Les poings et les mots

Librement inspiré d'un fait divers, le percutant récit de Laurent Mauvignier évoque la mort violente d'un jeune homme dans un supermarché, pour le vol d'une canette de bière

Il fut une époque, antique, où l'on nommait «barbares» les hommes issus d'un peuple dont on ne comprenait pas la langue. Un glissement sémantique s'opéra en même temps que les mœurs évoluaient, et les barbares devinrent ces étrangers habitant hors des frontières. Les siècles s'écoulèrent sans changer la nature profondément brutale d'une partie de l'humanité, et de Grèce on passa en Rome, les jeux du cirque laissèrent place aux guerres modernes sans que l'ennui des hommes et leur besoin de divertissement gratuit soient jamais rassasiés. Alors on qualifia de barbares ceux dont les valeurs différaient tant des valeurs locales qu'elles menaçaient l'ordre établi. Puis vint un temps, plus récent, où le terme s'appliqua à des individus sans pitié, voire assoiffés de sang. Étonnant de se remémorer cette évolution à la lecture du très bref et saisissant livre de Laurent Mauvignier, où l'on trouve réunies au XXIe siècle toutes les acceptions successives du mot.

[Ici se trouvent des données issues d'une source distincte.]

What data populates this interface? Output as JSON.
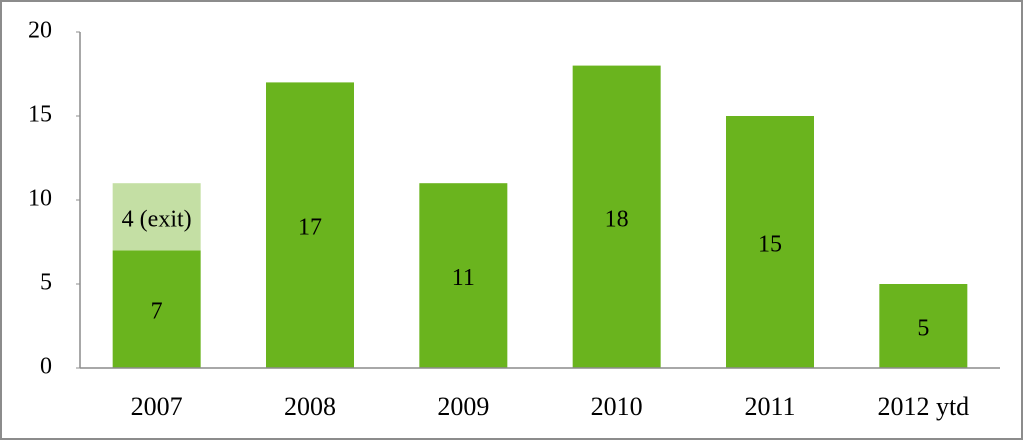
{
  "chart_data": {
    "type": "stacked_bar",
    "categories": [
      "2007",
      "2008",
      "2009",
      "2010",
      "2011",
      "2012 ytd"
    ],
    "series": [
      {
        "color": "#6ab41e",
        "values": [
          7,
          17,
          11,
          18,
          15,
          5
        ]
      },
      {
        "color": "#c4dfa4",
        "values": [
          4,
          null,
          null,
          null,
          null,
          null
        ],
        "value_labels": [
          "4 (exit)",
          null,
          null,
          null,
          null,
          null
        ]
      }
    ],
    "ylim": [
      0,
      20
    ],
    "yticks": [
      0,
      5,
      10,
      15,
      20
    ],
    "grid": false
  }
}
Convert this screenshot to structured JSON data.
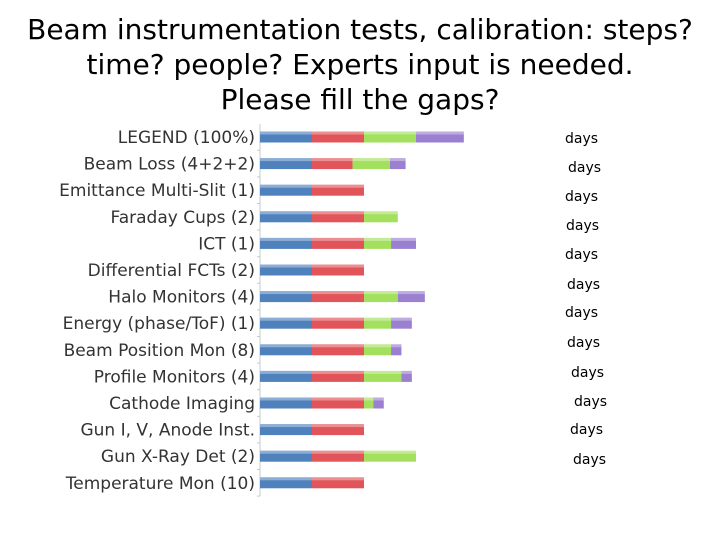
{
  "slide": {
    "title_lines": [
      "Beam instrumentation tests, calibration: steps?",
      "time? people? Experts input is needed.",
      "Please fill the gaps?"
    ]
  },
  "chart_data": {
    "type": "bar",
    "orientation": "horizontal",
    "stacked": true,
    "title": "",
    "xlabel": "",
    "ylabel": "",
    "grid": false,
    "legend": "none",
    "categories": [
      "LEGEND (100%)",
      "Beam Loss (4+2+2)",
      "Emittance Multi-Slit (1)",
      "Faraday Cups (2)",
      "ICT (1)",
      "Differential FCTs (2)",
      "Halo Monitors (4)",
      "Energy (phase/ToF) (1)",
      "Beam Position Mon (8)",
      "Profile Monitors (4)",
      "Cathode Imaging",
      "Gun I, V, Anode Inst.",
      "Gun X-Ray Det (2)",
      "Temperature Mon (10)"
    ],
    "series": [
      {
        "color": "#4f81bd",
        "values": [
          100,
          100,
          100,
          100,
          100,
          100,
          100,
          100,
          100,
          100,
          100,
          100,
          100,
          100
        ]
      },
      {
        "color": "#e0545a",
        "values": [
          100,
          78,
          100,
          100,
          100,
          100,
          100,
          100,
          100,
          100,
          100,
          100,
          100,
          100
        ]
      },
      {
        "color": "#a3e05e",
        "values": [
          100,
          72,
          0,
          65,
          52,
          0,
          65,
          52,
          52,
          72,
          18,
          0,
          100,
          0
        ]
      },
      {
        "color": "#9b7fd0",
        "values": [
          92,
          30,
          0,
          0,
          48,
          0,
          52,
          40,
          20,
          20,
          20,
          0,
          0,
          0
        ]
      }
    ],
    "xlim": [
      0,
      400
    ],
    "annotations": [
      "days",
      "days",
      "days",
      "days",
      "days",
      "days",
      "days",
      "days",
      "days",
      "days",
      "days",
      "days"
    ]
  }
}
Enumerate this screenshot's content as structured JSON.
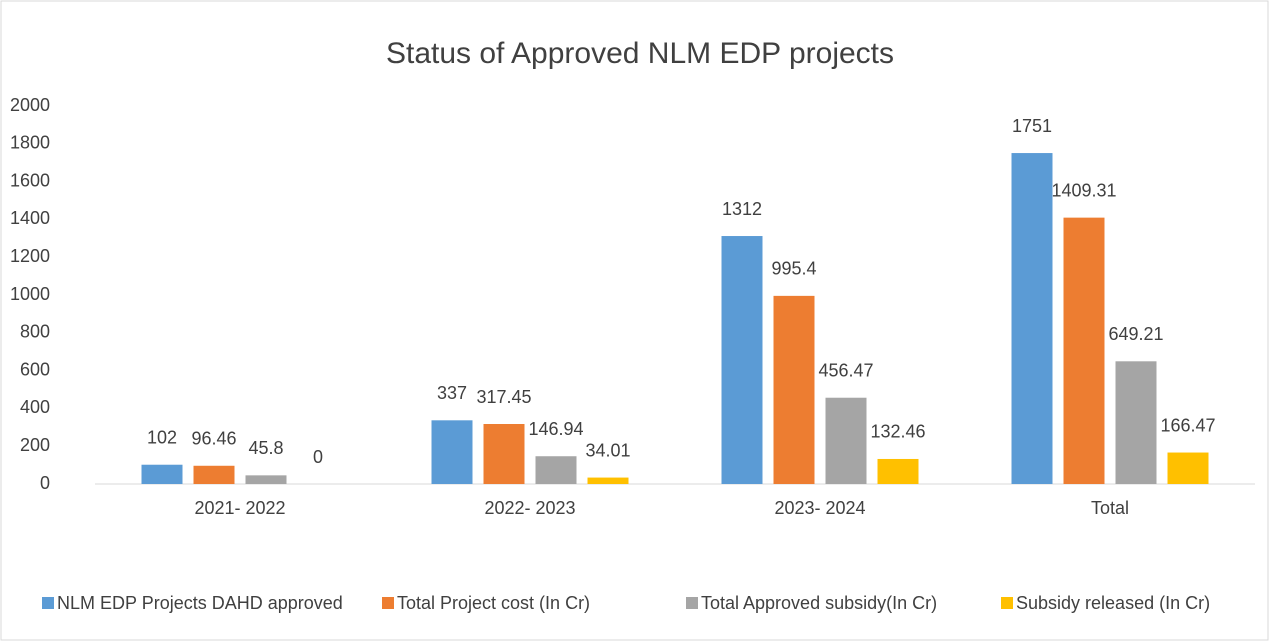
{
  "chart_data": {
    "type": "bar",
    "title": "Status of Approved NLM EDP projects",
    "categories": [
      "2021- 2022",
      "2022- 2023",
      "2023- 2024",
      "Total"
    ],
    "series": [
      {
        "name": "NLM EDP Projects DAHD approved",
        "color": "#5b9bd5",
        "values": [
          102,
          337,
          1312,
          1751
        ]
      },
      {
        "name": "Total Project cost (In Cr)",
        "color": "#ed7d31",
        "values": [
          96.46,
          317.45,
          995.4,
          1409.31
        ]
      },
      {
        "name": "Total Approved subsidy(In Cr)",
        "color": "#a5a5a5",
        "values": [
          45.8,
          146.94,
          456.47,
          649.21
        ]
      },
      {
        "name": "Subsidy released (In Cr)",
        "color": "#ffc000",
        "values": [
          0,
          34.01,
          132.46,
          166.47
        ]
      }
    ],
    "ylim": [
      0,
      2000
    ],
    "yticks": [
      0,
      200,
      400,
      600,
      800,
      1000,
      1200,
      1400,
      1600,
      1800,
      2000
    ],
    "grid": false,
    "legend": "bottom"
  }
}
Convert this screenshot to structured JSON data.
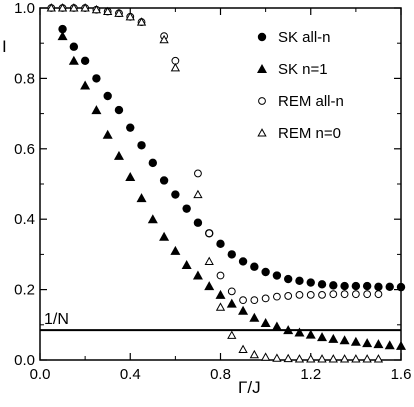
{
  "chart_data": {
    "type": "scatter",
    "title": "",
    "xlabel": "Γ/J",
    "ylabel": "I",
    "xlim": [
      0,
      1.6
    ],
    "ylim": [
      0,
      1.0
    ],
    "xticks": [
      0.0,
      0.4,
      0.8,
      1.2,
      1.6
    ],
    "xtick_labels": [
      "0.0",
      "0.4",
      "0.8",
      "1.2",
      "1.6"
    ],
    "yticks": [
      0.0,
      0.2,
      0.4,
      0.6,
      0.8,
      1.0
    ],
    "ytick_labels": [
      "0.0",
      "0.2",
      "0.4",
      "0.6",
      "0.8",
      "1.0"
    ],
    "grid": false,
    "legend_position": "top-right",
    "reference_line": {
      "y": 0.085,
      "label": "1/N"
    },
    "series": [
      {
        "name": "SK all-n",
        "marker": "filled-circle",
        "x": [
          0.1,
          0.15,
          0.2,
          0.25,
          0.3,
          0.35,
          0.4,
          0.45,
          0.5,
          0.55,
          0.6,
          0.65,
          0.7,
          0.75,
          0.8,
          0.85,
          0.9,
          0.95,
          1.0,
          1.05,
          1.1,
          1.15,
          1.2,
          1.25,
          1.3,
          1.35,
          1.4,
          1.45,
          1.5,
          1.55,
          1.6
        ],
        "y": [
          0.94,
          0.89,
          0.85,
          0.8,
          0.75,
          0.71,
          0.66,
          0.61,
          0.56,
          0.51,
          0.47,
          0.43,
          0.39,
          0.36,
          0.33,
          0.3,
          0.28,
          0.265,
          0.25,
          0.24,
          0.23,
          0.225,
          0.22,
          0.215,
          0.212,
          0.21,
          0.21,
          0.21,
          0.208,
          0.208,
          0.207
        ]
      },
      {
        "name": "SK n=1",
        "marker": "filled-triangle",
        "x": [
          0.1,
          0.15,
          0.2,
          0.25,
          0.3,
          0.35,
          0.4,
          0.45,
          0.5,
          0.55,
          0.6,
          0.65,
          0.7,
          0.75,
          0.8,
          0.85,
          0.9,
          0.95,
          1.0,
          1.05,
          1.1,
          1.15,
          1.2,
          1.25,
          1.3,
          1.35,
          1.4,
          1.45,
          1.5,
          1.55,
          1.6
        ],
        "y": [
          0.92,
          0.85,
          0.78,
          0.71,
          0.64,
          0.58,
          0.52,
          0.46,
          0.4,
          0.35,
          0.31,
          0.27,
          0.24,
          0.21,
          0.185,
          0.16,
          0.14,
          0.12,
          0.105,
          0.095,
          0.085,
          0.078,
          0.072,
          0.065,
          0.06,
          0.056,
          0.052,
          0.048,
          0.045,
          0.042,
          0.04
        ]
      },
      {
        "name": "REM all-n",
        "marker": "open-circle",
        "x": [
          0.05,
          0.1,
          0.15,
          0.2,
          0.25,
          0.3,
          0.35,
          0.4,
          0.45,
          0.55,
          0.6,
          0.7,
          0.75,
          0.8,
          0.85,
          0.9,
          0.95,
          1.0,
          1.05,
          1.1,
          1.15,
          1.2,
          1.25,
          1.3,
          1.35,
          1.4,
          1.45,
          1.5
        ],
        "y": [
          1.0,
          1.0,
          1.0,
          1.0,
          0.995,
          0.99,
          0.985,
          0.975,
          0.96,
          0.92,
          0.85,
          0.53,
          0.36,
          0.24,
          0.195,
          0.17,
          0.17,
          0.175,
          0.18,
          0.182,
          0.185,
          0.185,
          0.185,
          0.187,
          0.187,
          0.187,
          0.187,
          0.187
        ]
      },
      {
        "name": "REM n=0",
        "marker": "open-triangle",
        "x": [
          0.05,
          0.1,
          0.15,
          0.2,
          0.25,
          0.3,
          0.35,
          0.4,
          0.45,
          0.55,
          0.6,
          0.7,
          0.75,
          0.8,
          0.85,
          0.9,
          0.95,
          1.0,
          1.05,
          1.1,
          1.15,
          1.2,
          1.25,
          1.3,
          1.35,
          1.4,
          1.45,
          1.5
        ],
        "y": [
          1.0,
          1.0,
          1.0,
          1.0,
          0.995,
          0.99,
          0.985,
          0.975,
          0.96,
          0.91,
          0.83,
          0.47,
          0.28,
          0.15,
          0.07,
          0.03,
          0.015,
          0.008,
          0.005,
          0.004,
          0.003,
          0.003,
          0.003,
          0.003,
          0.003,
          0.003,
          0.003,
          0.003
        ]
      }
    ]
  }
}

L'écrivain s'est librement inspiré d'un fait divers survenu à Lyon en 2009, au supermarché Carrefour du centre commercial de la Part-Dieu. Michaël Blaise, un jeune homme de 25 ans, y était mort par asphyxie, tué par quatre vigiles « pour une canette de bière » qu'il avait bue sans la payer. Les bandes de vidéosurveillance témoignaient de l'innommable: la mort en direct. Le récit fictif que dresse Laurent Mauvignier s'éloigne volontairement de cette réalité factuelle. Ce n'est plus Michaël mais un jeune homme qui aurait pu être lui qui devient le centre de son texte, son narrateur s'adressant au frère de cette victime emblématique d'une certaine bêtise et d'une certaine violence. Après des fictions beaucoup plus amples (dont on a dit tout le bien ici même), l'écrivain a choisi de concentrer ce livre sur une soixantaine de pages. Une seule phrase coule sans début ni fin, comme la vie même qui continue malgré les morts, une phrase violente ou parfois douce, jouant de ressacs et d'accélérations, avec toujours ce sens aigu de la ponctuation chez Mauvignier. Ce jeune homme mort injustement et son frère, sont-ils blancs? sont-ils noirs? arabes? sont-ils d'origine étrangère? d'extraction modeste? victimes du racisme? des préjugés? On ne le saura pas, sinon que leur père tient une boucherie et que le fils vaquait de petits boulots en périodes de chômage, qu'il venait peut-être de tomber amoureux, qu'il allait peut-être revoir une jeune femme, celle qui peut-être le ferait sortir de cet oubli que Mauvignier pointe en titre de son livre. Beaucoup de peut-être qui se sont éteints avec lui. Les thèmes de l'isolement, du rejet, de l'incompréhension ou des interactions fratricides reviennent sous la plume de l'auteur. « Quels sont les hommes qui peuvent faire ça. Pas des hommes qui font ça. Et pourtant. Des hommes », écrivait-il dans son livre précédent au sujet de la torture pendant la guerre d'Algérie.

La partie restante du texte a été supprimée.